I. Field
The present invention relates generally to telecommunications, and, more specifically, to power savings in wireless devices employed in wireless communication systems and cellular communication systems.
II. Background
A modem communication system provides data transmission for a variety of applications, including voice and data applications. In point-to-multipoint communications, modem communication systems have been based on frequency division multiple access (FDMA), time division multiple access (TDMA), code division multiple access (CDMA), and other multiple access communication schemes.
A CDMA communications system is typically designed to support one or more CDMA standards, such as (1) the “TIA/EIA-95 Mobile Station-Base Station Compatibility Standard for Dual-Mode Wideband Spread Spectrum Cellular System” (this standard with its enhanced revisions A and B may be referred to as the “IS-95 standard”), (2) the “TIA/EIA-98-C Recommended Minimum Standard for Dual-Mode Wideband Spread Spectrum Cellular Mobile Station” (the “IS-98 standard”), (3) the standard sponsored by a consortium named “3rd Generation Partnership Project” (3GPP) and embodied in a set of documents known as the “W-CDMA standard,” (4) the standard sponsored by a consortium named “3rd Generation Partnership Project 2” (3GPP2) and embodied in a set of documents including “TR-45.5 Physical Layer Standard for cdma2000 Spread Spectrum Systems,” the “C.S0005-A Upper Layer (Layer 3) Signaling Standard for cdma2000 Spread Spectrum Systems,” and the “TIA/EIA/IS-856 cdma2000 High Rate Packet Data Air Interface Specification” (the “cdma2000 standard” collectively), (5) the 1xEV-DO standard, and (6) certain other applicable standards. The standards expressly listed above are incorporated by reference as if fully set forth herein, including annexes, appendices, and other attachments.

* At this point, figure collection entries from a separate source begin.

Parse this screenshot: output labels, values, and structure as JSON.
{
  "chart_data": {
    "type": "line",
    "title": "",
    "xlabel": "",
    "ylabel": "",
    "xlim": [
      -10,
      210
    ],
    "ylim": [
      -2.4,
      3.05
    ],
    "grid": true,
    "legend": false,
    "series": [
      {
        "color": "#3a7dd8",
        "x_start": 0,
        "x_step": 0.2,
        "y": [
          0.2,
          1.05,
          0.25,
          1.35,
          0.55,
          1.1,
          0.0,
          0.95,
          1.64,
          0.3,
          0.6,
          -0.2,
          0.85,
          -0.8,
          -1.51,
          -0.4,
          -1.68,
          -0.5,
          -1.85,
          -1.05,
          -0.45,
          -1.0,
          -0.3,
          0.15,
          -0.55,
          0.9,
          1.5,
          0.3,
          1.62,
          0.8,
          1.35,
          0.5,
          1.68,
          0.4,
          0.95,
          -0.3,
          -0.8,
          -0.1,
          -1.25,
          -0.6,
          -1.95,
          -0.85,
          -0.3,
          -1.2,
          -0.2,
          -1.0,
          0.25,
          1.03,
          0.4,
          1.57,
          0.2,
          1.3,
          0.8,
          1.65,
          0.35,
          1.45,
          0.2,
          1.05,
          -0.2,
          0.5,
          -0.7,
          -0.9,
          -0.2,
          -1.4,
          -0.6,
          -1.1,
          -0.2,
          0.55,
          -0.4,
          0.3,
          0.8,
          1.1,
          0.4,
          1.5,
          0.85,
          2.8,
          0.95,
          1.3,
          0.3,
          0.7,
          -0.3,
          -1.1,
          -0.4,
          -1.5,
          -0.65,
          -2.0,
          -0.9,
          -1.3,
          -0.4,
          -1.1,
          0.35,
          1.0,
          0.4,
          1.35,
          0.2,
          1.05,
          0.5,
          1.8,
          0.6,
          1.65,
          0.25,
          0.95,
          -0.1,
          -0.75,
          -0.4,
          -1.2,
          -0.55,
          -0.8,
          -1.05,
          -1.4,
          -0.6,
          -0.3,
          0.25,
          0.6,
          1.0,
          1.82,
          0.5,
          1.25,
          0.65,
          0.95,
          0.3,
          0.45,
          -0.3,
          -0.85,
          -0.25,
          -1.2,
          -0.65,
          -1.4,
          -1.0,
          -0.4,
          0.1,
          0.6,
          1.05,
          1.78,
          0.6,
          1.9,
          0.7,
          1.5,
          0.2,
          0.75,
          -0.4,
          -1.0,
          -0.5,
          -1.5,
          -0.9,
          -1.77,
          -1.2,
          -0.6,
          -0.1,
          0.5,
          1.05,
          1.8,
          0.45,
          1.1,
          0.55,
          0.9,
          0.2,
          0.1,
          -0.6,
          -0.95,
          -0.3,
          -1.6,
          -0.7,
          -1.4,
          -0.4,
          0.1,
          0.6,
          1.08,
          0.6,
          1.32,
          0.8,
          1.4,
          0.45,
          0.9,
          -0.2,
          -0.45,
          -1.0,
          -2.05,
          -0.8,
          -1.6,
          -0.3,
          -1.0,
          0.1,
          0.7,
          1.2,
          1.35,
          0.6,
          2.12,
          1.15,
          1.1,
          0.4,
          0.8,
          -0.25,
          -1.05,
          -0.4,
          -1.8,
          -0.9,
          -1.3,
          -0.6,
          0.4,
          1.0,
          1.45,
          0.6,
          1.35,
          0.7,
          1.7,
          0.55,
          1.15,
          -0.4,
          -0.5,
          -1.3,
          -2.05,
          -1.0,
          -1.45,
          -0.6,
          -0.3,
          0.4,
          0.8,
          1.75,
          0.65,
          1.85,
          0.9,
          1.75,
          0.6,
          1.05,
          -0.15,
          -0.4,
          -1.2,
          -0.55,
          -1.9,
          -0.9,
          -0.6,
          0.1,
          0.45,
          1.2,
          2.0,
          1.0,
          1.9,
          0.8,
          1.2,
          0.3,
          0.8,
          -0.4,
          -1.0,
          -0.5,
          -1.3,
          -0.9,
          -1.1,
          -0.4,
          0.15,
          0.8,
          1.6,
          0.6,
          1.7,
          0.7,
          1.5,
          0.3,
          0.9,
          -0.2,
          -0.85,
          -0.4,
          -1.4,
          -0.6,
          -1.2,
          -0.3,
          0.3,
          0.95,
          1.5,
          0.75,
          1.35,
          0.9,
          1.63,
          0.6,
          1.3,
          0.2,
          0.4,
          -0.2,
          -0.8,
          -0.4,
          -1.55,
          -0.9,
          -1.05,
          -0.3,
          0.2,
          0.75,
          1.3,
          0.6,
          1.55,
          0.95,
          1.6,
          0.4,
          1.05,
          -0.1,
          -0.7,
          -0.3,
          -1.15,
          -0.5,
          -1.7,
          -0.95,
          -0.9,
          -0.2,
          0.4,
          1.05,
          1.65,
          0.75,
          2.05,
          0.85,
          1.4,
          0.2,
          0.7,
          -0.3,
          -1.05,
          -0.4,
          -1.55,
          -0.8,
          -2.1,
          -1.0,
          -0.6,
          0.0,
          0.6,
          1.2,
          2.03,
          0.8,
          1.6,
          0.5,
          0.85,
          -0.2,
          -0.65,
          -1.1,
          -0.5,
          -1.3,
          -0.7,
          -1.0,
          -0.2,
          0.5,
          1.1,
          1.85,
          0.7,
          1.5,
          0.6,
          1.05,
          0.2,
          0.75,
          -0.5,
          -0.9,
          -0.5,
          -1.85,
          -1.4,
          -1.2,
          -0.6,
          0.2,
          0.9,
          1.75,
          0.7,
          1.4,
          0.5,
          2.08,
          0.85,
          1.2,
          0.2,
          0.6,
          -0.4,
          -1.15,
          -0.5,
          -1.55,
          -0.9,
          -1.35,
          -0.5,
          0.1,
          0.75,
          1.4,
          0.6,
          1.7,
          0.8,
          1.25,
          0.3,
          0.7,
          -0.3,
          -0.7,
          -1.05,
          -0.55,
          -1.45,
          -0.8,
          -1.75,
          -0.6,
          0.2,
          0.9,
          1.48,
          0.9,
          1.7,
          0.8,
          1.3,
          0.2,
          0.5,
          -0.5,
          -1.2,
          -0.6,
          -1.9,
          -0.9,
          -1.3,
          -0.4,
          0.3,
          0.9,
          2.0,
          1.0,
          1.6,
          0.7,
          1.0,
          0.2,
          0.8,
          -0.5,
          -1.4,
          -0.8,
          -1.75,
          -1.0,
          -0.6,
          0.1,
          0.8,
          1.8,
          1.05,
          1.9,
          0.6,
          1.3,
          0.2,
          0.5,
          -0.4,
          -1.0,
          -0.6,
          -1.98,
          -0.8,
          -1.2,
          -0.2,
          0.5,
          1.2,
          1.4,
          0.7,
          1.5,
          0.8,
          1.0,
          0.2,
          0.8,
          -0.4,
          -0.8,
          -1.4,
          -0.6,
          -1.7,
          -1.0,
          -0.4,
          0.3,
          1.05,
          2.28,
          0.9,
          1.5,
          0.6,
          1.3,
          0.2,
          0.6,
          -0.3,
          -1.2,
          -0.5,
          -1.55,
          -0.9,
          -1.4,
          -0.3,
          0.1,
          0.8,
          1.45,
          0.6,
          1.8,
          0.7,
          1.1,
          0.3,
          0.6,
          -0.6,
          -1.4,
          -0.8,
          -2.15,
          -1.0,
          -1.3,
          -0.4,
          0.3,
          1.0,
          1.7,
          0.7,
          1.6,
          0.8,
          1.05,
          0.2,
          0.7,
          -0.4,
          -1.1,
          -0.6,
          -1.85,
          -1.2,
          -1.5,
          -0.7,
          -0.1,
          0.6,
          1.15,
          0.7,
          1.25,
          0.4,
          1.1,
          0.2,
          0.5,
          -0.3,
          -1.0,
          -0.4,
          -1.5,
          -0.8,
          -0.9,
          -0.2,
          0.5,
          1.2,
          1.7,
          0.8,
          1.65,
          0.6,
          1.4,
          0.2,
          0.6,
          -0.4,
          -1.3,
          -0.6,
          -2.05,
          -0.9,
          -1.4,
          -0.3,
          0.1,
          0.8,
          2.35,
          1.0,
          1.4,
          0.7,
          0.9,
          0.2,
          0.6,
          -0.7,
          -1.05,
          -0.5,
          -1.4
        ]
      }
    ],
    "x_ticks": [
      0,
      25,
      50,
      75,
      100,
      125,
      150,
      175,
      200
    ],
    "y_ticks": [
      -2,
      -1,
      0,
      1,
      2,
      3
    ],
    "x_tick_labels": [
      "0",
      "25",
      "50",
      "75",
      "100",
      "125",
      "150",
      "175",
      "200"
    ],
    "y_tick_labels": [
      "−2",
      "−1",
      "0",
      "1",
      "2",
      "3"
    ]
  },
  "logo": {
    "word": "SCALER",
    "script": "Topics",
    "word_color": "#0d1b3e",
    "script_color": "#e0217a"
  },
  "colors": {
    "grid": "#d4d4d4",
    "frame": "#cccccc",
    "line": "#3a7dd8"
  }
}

Evolution-Data Optimized (EV-DO) is a wireless telecommunications standard used for transmission of data for broadband Internet access. EV-DO uses code division multiple access, or CDMA, as well as time division multiplexing, or TDM, to maximize individual user throughput and overall system throughput. EV-DO represents an evolution of the CDMA (IS-2000) standard supporting increased data rates and are optimized for data transmission. EV-DO is typically deployed together with voice services. In such a system, voice may be transmitted as data, for example, in voice over internet protocol (VoIP) transmissions.
The aforementioned 1xEV-DO includes Revision 0, Revision A, and Revision B, each of which provide benefits over previous versions of EV-DO. Capacity and quality of service (QoS), for example, are improved in 1xEV-DO Revision A. Revision B allows multi-carrier device operation.
Generally, a base station (in all versions of EV-DO, called an AN, or Access Network) provides data on the downlink to a user's access terminal (AT). The transmission of large quantities of data from the AN to an AT can sometimes result in the AT remaining fully powered for extended periods of time due to the bursty nature of the transmission and uncertainty as to whether all data has been received from the upstream devices. Such devices do not efficiently use power, and as a result power can rapidly drain from the device.
In wireless DO networks, an AT may be in a traffic state/mode or in a dormant state/mode. In the traffic state, the DO network allocates air link resources for communication between the AT and the AN at the AN. In the dormant state, the traffic channel is torn down, and air link resources are powered off at the AT. Power required to operate these resources is consequently conserved during the dormant state, thus extending battery life at the AT. Other subsystems of the AT may also be powered off or put into a “power save” mode for most of the time during the dormant state. The AT then occasionally “wakes up” to listen to the paging channel of the wireless system in order to respond to incoming pages or communication requests received from the AN. The duty cycle of such periodic paging channel checks is low to reduce the stand-by power consumption.
For a given battery capacity, the rate and amount of power consumption determines the amount of AT operation that may occur without recharging. Another way of looking at power consumption is that for a given AT operating time between battery recharges, average power consumption dictates the required battery capacity and, consequently, the size, weight, and cost of the battery. Reducing power consumption of an AT results in lower battery requirements and can save costs.
The present EV-DO specification limits what can be done with respect to AN operation and conserving power. EV-DO AN transmissions must occur in a certain predetermined manner, and thus techniques such as sending special power saving indications from the AN to the AT or transmitting data from the AN only at certain times or under certain conditions are generally unavailable.
Therefore, there is a need for methods and apparatus that would reduce power consumption of ATs. There is also a need for methods and apparatus that would reduce power consumption of ATs without excessively compromising performance characteristics of the access terminals and of the radio networks with which the terminals communicate. There is a further need for effectively and efficiently operating in in-place or previously-deployed networks while simultaneously providing reduced AT power consumption, and minimizing or eliminating required hardware changes to the radio network.